The Chester Historical Society will publish a new book next spring. The title is “History of Chester’s Fire Departments.” Our collection of firefighting artifacts is substantial.
In the old days, Chester had two fire departments. On School Street was Fire District 1. This company served the village and outlying areas. Yo-Semite or Chester Depot Fire Company served the Depot and its outlying areas.
Peter Farrar sits in the right foreground. Frank Bidwell sits at his station on the left. Danny Clemons sits in the far corner. My station is at the opposite end of Peter’s station. This allows us to keep our space.
We have several years of the Chester Advertiser newspaper. Peter says the Chester Advertiser was a weekly supplement to the Springfield Reporter. Our issues are an incomplete run from the 1890s to 1914.
Peter sits down with one year at a time searching for articles regarding Chester fires, firehouse meetings, dances etc. Page by page Peter looks for relevant articles. It’s hard not to be distracted by other news of that day.
When Peter finds something pertinent, he puts a little page sticker on that page with a note as to what the article is. This prepares it for Frank.
When Peter completes a year of the Advertiser, it is passed to Frank. Using his laptop, Frank copies every article that Peter has identified. Some articles are only a paragraph or two – others much more. The 1904 fire that destroyed the buildings at what today is Chester Hardware is a half-page. This is tedious work.
Danny sits in the corner in his swivel office chair. Danny is searching the hundreds if not thousands of old newspaper clippings and photos we have. Danny is a great organizer. When he finds something fire related, he brings it to my attention so I can archive it.
My job is archiving photos, documents, and other ephemera. One piece at a time, I add each artifact to one of our archival boxes. Each week I create more boxes.
Our goal is to include these newspaper articles, Ed Spaulding’s notebooks, and Yo-Semite firehouse ledger entries about any given fire. To that we will add an old photo of that building or a contemporary view of that location when possible. It will be a comprehensive book.
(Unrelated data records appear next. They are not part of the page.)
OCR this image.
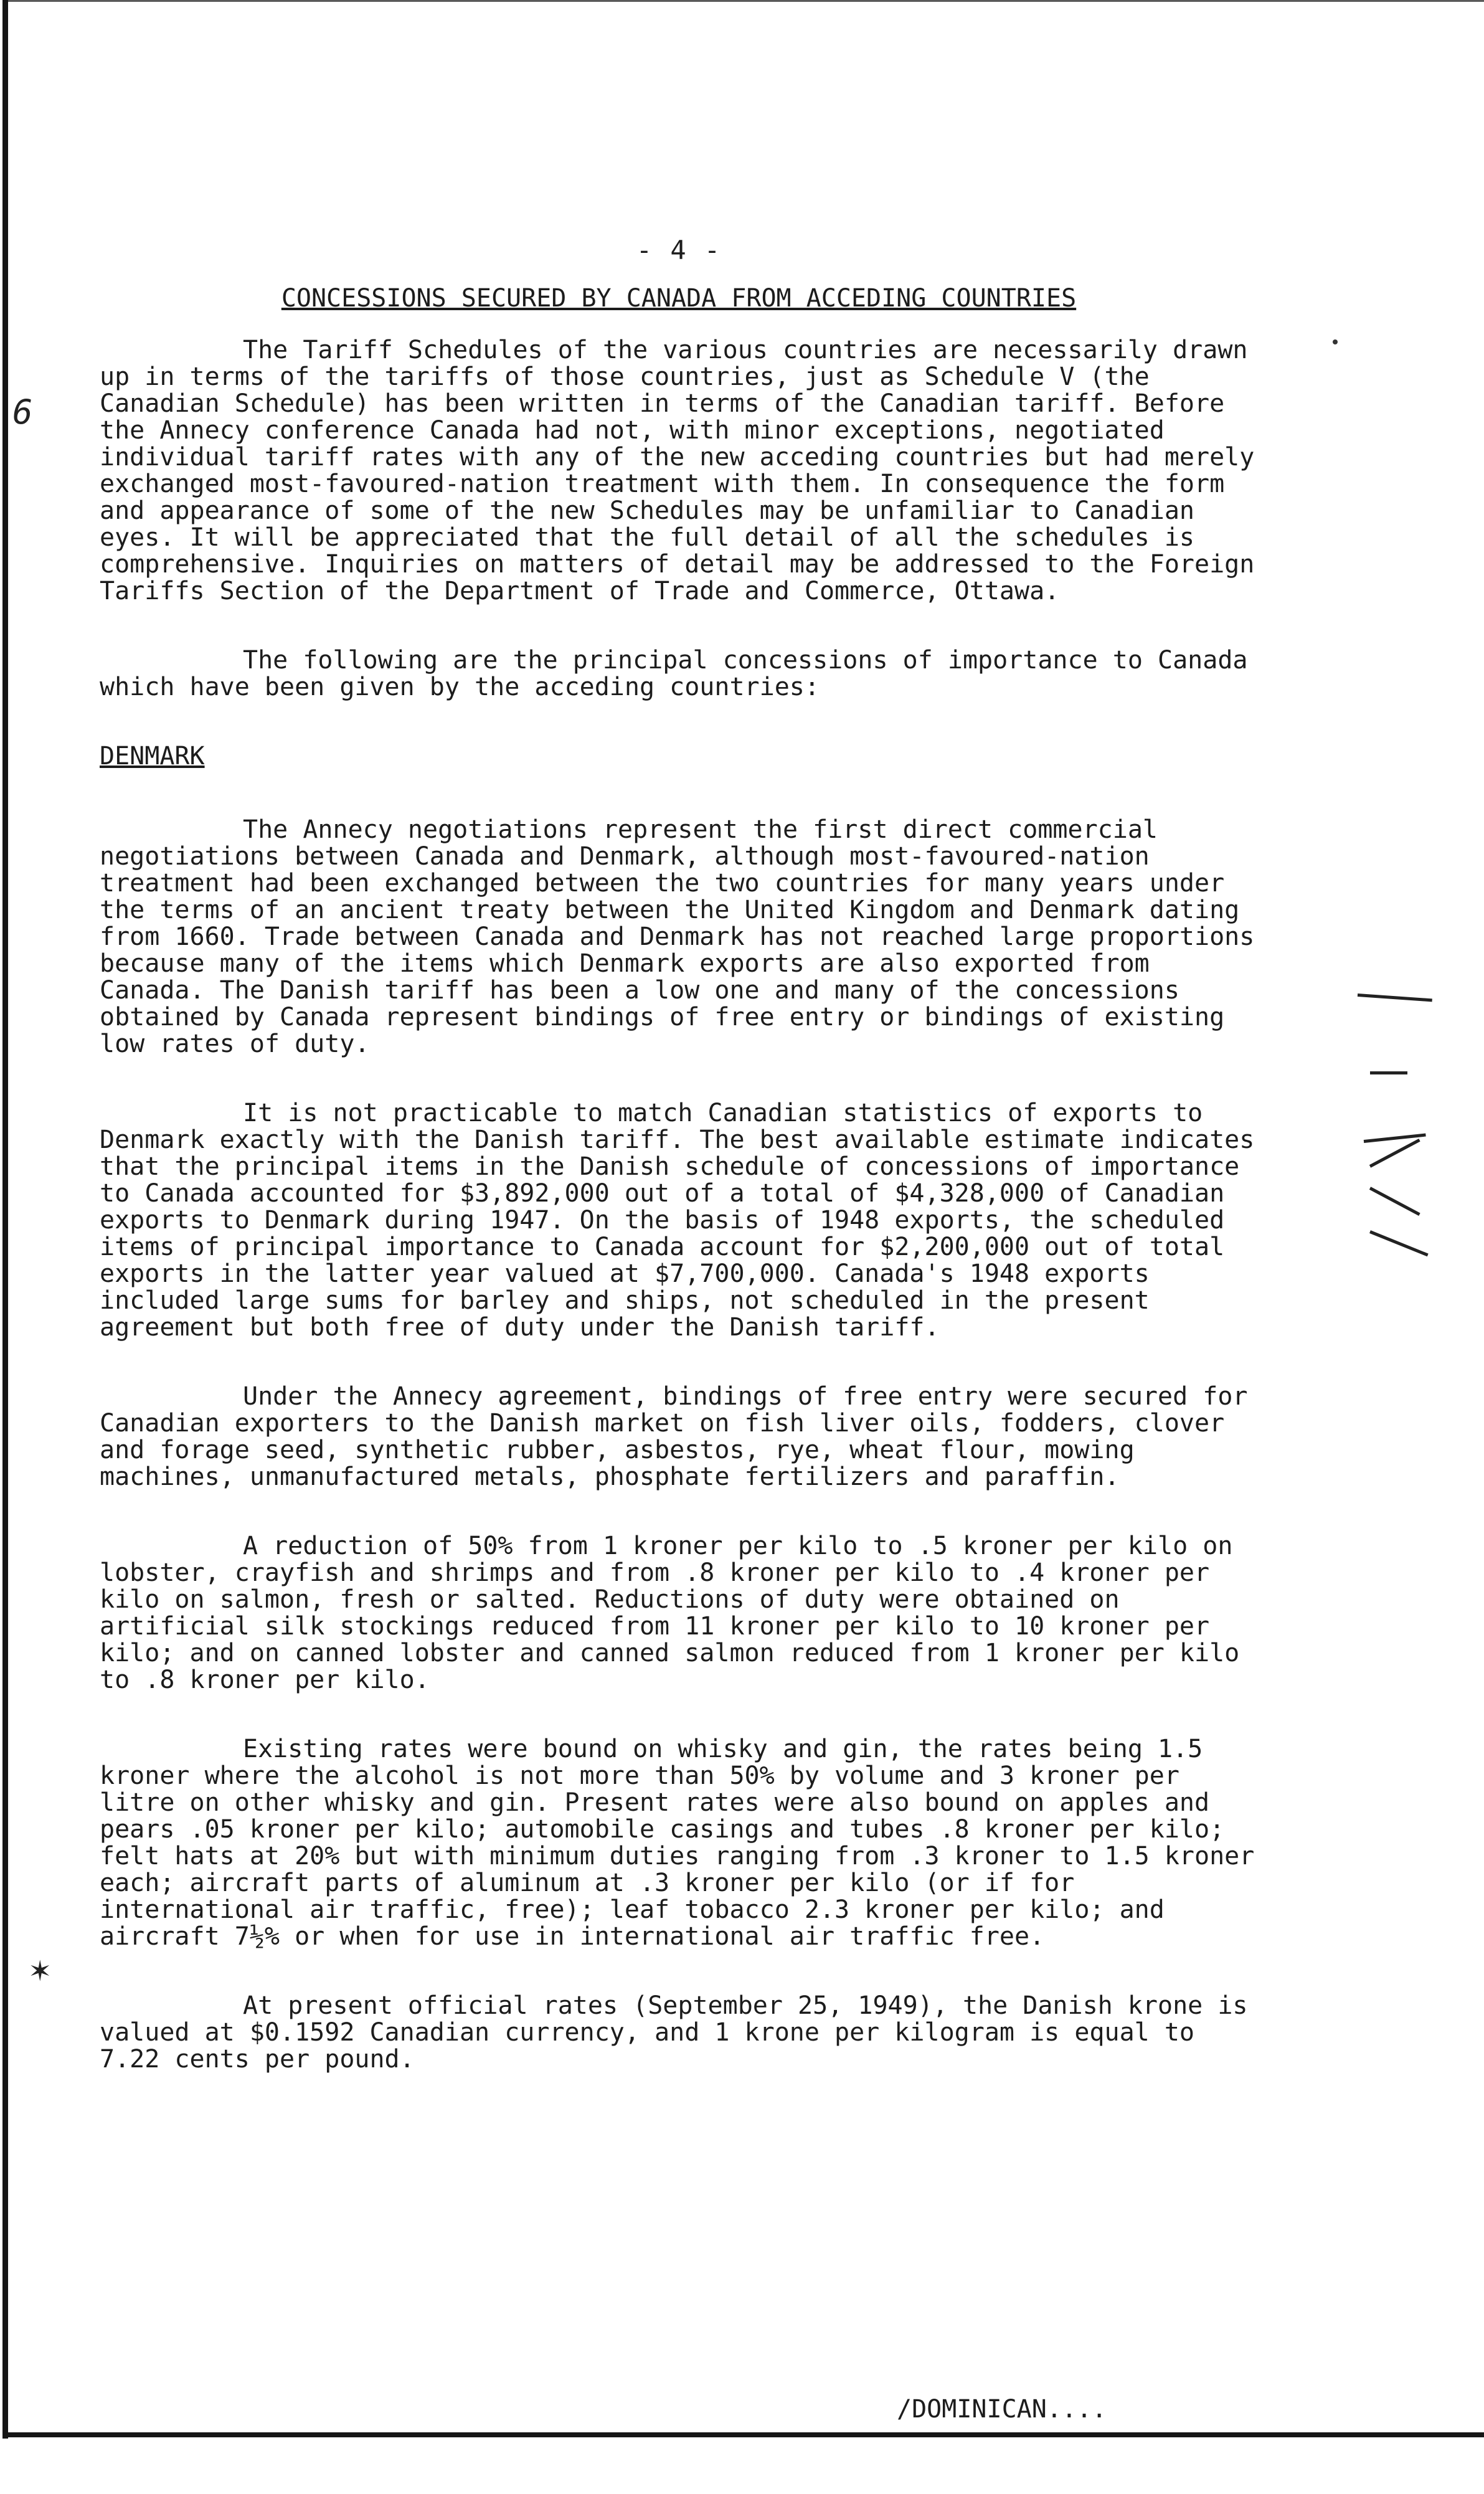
6
✶
- 4 -
CONCESSIONS SECURED BY CANADA FROM ACCEDING COUNTRIES

The Tariff Schedules of the various countries are necessarily drawn up in terms of the tariffs of those countries, just as Schedule V (the Canadian Schedule) has been written in terms of the Canadian tariff. Before the Annecy conference Canada had not, with minor exceptions, negotiated individual tariff rates with any of the new acceding countries but had merely exchanged most-favoured-nation treatment with them. In consequence the form and appearance of some of the new Schedules may be unfamiliar to Canadian eyes. It will be appreciated that the full detail of all the schedules is comprehensive. Inquiries on matters of detail may be addressed to the Foreign Tariffs Section of the Department of Trade and Commerce, Ottawa.

The following are the principal concessions of importance to Canada which have been given by the acceding countries:

DENMARK

The Annecy negotiations represent the first direct commercial negotiations between Canada and Denmark, although most-favoured-nation treatment had been exchanged between the two countries for many years under the terms of an ancient treaty between the United Kingdom and Denmark dating from 1660. Trade between Canada and Denmark has not reached large proportions because many of the items which Denmark exports are also exported from Canada. The Danish tariff has been a low one and many of the concessions obtained by Canada represent bindings of free entry or bindings of existing low rates of duty.

It is not practicable to match Canadian statistics of exports to Denmark exactly with the Danish tariff. The best available estimate indicates that the principal items in the Danish schedule of concessions of importance to Canada accounted for $3,892,000 out of a total of $4,328,000 of Canadian exports to Denmark during 1947. On the basis of 1948 exports, the scheduled items of principal importance to Canada account for $2,200,000 out of total exports in the latter year valued at $7,700,000. Canada's 1948 exports included large sums for barley and ships, not scheduled in the present agreement but both free of duty under the Danish tariff.

Under the Annecy agreement, bindings of free entry were secured for Canadian exporters to the Danish market on fish liver oils, fodders, clover and forage seed, synthetic rubber, asbestos, rye, wheat flour, mowing machines, unmanufactured metals, phosphate fertilizers and paraffin.

A reduction of 50% from 1 kroner per kilo to .5 kroner per kilo on lobster, crayfish and shrimps and from .8 kroner per kilo to .4 kroner per kilo on salmon, fresh or salted. Reductions of duty were obtained on artificial silk stockings reduced from 11 kroner per kilo to 10 kroner per kilo; and on canned lobster and canned salmon reduced from 1 kroner per kilo to .8 kroner per kilo.

Existing rates were bound on whisky and gin, the rates being 1.5 kroner where the alcohol is not more than 50% by volume and 3 kroner per litre on other whisky and gin. Present rates were also bound on apples and pears .05 kroner per kilo; automobile casings and tubes .8 kroner per kilo; felt hats at 20% but with minimum duties ranging from .3 kroner to 1.5 kroner each; aircraft parts of aluminum at .3 kroner per kilo (or if for international air traffic, free); leaf tobacco 2.3 kroner per kilo; and aircraft 7½% or when for use in international air traffic free.

At present official rates (September 25, 1949), the Danish krone is valued at $0.1592 Canadian currency, and 1 krone per kilogram is equal to 7.22 cents per pound.

/DOMINICAN....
We meet twice a week at the historical society. If you were to add up the hours we work together, it would total close to 30 hours per week. We love what we do. Sometimes the room is quiet when one of us asks, “Ever hear of so and so?” I wish you could hear the information that follows that question. Ken Barrett stopped in last week. He is a fountain of Chester history.
We each have different areas of knowledge or interest. With all of this knowledge in one room, it sure is fun to be part of. Frank is a new volunteer and quickly catching on.
The other day Frank was reading one of the papers and asked, “Who is Mrs. Frank Patch?” I replied, “My great-grandmother and my Mayflower connection.” Frank’s ancestors arrived in this country in 1630.
We have just about completed the donations from Ted and John Leon Spaulding. This required over 40 archival boxes. Now when Danny finds a newspaper clipping or photo relating to one of the boxes I’ve created, I simply add it to the proper archival box. We are each aware of what the other is working on.
On the subject of archival boxes, I’ll give you a little idea what we have so far. We have boxes for Chester schools, hotels, winter carnivals, Buttonwood Farm, Town Hall, the Depot, fire departments, one box each of the Depot train station and Gassetts train station, Popple Dungeon, West Chester, Gassetts, and dozens more.
Currently, I am just placing artifacts in appropriate boxes. Each box will need to be arranged chronologically when we are finished.
I’ve had an excellent response from readers of this column regarding Chester Fire Department artifacts or histories. A couple very rare Yo-Semite artifacts have surfaced and will be included in the book.
If you have any artifacts or history, fire off an email or give me a call. We’d like to include whatever you have or know in this book. This is your chance.
This week’s old saying is a sign I see at Kim Kendall’s. Kim tells me Deanna Parker gave it to him. “Bad decisions make good stories.” ’Tis true, says Henry.